Our press release last week, which got slightly misreported by a few mischievous journalists, caused a few clients to get in touch with their law firm, and ask just that question.
If you were one of those law firms, apologies for any additional work that caused you. As we said in the release, and the accompanying white paper, these were third party breaches, and there was nothing to suggest that any of the 500 law firms in question had been compromised.
But “have you lost my data?” is a pretty reasonable question for a client to be asking of any of their partners and providers – legal adviser, software supplier, accountant, pension provider, payroll agency – and it’s a question we’ll undoubtedly be hearing more often 4 months from now, when GDPR kicks in.
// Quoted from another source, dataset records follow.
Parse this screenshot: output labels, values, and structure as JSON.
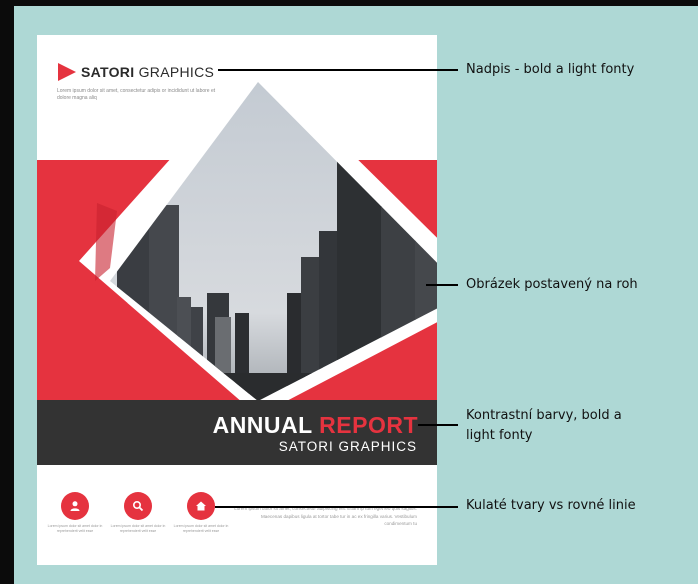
{
  "brochure": {
    "logo": {
      "bold": "SATORI",
      "light": "GRAPHICS"
    },
    "tagline": "Lorem ipsum dolor sit amet, consectetur adipis or incididunt ut labore et dolore magna aliq",
    "report_title": {
      "bold": "ANNUAL",
      "accent": "REPORT"
    },
    "report_subtitle": "SATORI GRAPHICS",
    "icons": [
      {
        "icon": "user-icon",
        "caption": "Lorem ipsum dolor sit amet dolor in reprehenderit velit esse"
      },
      {
        "icon": "search-icon",
        "caption": "Lorem ipsum dolor sit amet dolor in reprehenderit velit esse"
      },
      {
        "icon": "home-icon",
        "caption": "Lorem ipsum dolor sit amet dolor in reprehenderit velit esse"
      }
    ],
    "footer_text": "Lorem ipsum dolor sit amet, consectetur adipiscing elit. Etiam ip tum eget leo quis sagittis. Maecenas dapibus ligula at tortor tabe tur in ac ex fringilla varius. Vestibulum condimentum tu",
    "colors": {
      "accent": "#e5333f",
      "dark_band": "#333333",
      "background": "#aed8d5"
    }
  },
  "annotations": [
    {
      "text": "Nadpis - bold a light fonty"
    },
    {
      "text": "Obrázek postavený na roh"
    },
    {
      "text_line1": "Kontrastní barvy, bold a",
      "text_line2": "light fonty"
    },
    {
      "text": "Kulaté tvary vs rovné linie"
    }
  ]
}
So how would you answer your client if you were on the receiving end of that call?
At last week’s Securing the Law Firm conference, we heard several different perspectives on the subject. Joel Winders of Waldera and Tom Davison of Lookout showed us just how easy it is for an employee’s phone to be compromised with a phishing link – giving the bad guys access to every text, contact, and email.
But Tim Sadler from CheckRecipient also reminded us that 95% of data breaches are caused by human error, not hackers; one of the most common causes notified to the ICO is that heart-stopping “Outlook Moment”, where an email is accidentally sent to the wrong person.
That’s why we think one of the best – and simplest – safeguards you can add to your security architecture is “outside the firewall” monitoring – constantly looking for your data (or your client’s data) being posted on the Dark Web, or one of the hundreds of other online channels used to exchange leaked, hacked or stolen data.
So – what’s our answer to “have you lost my data”?
Not as far as we know. We’re using BreachAlert to proactively monitor the Dark Web for our data – and yours – being posted online.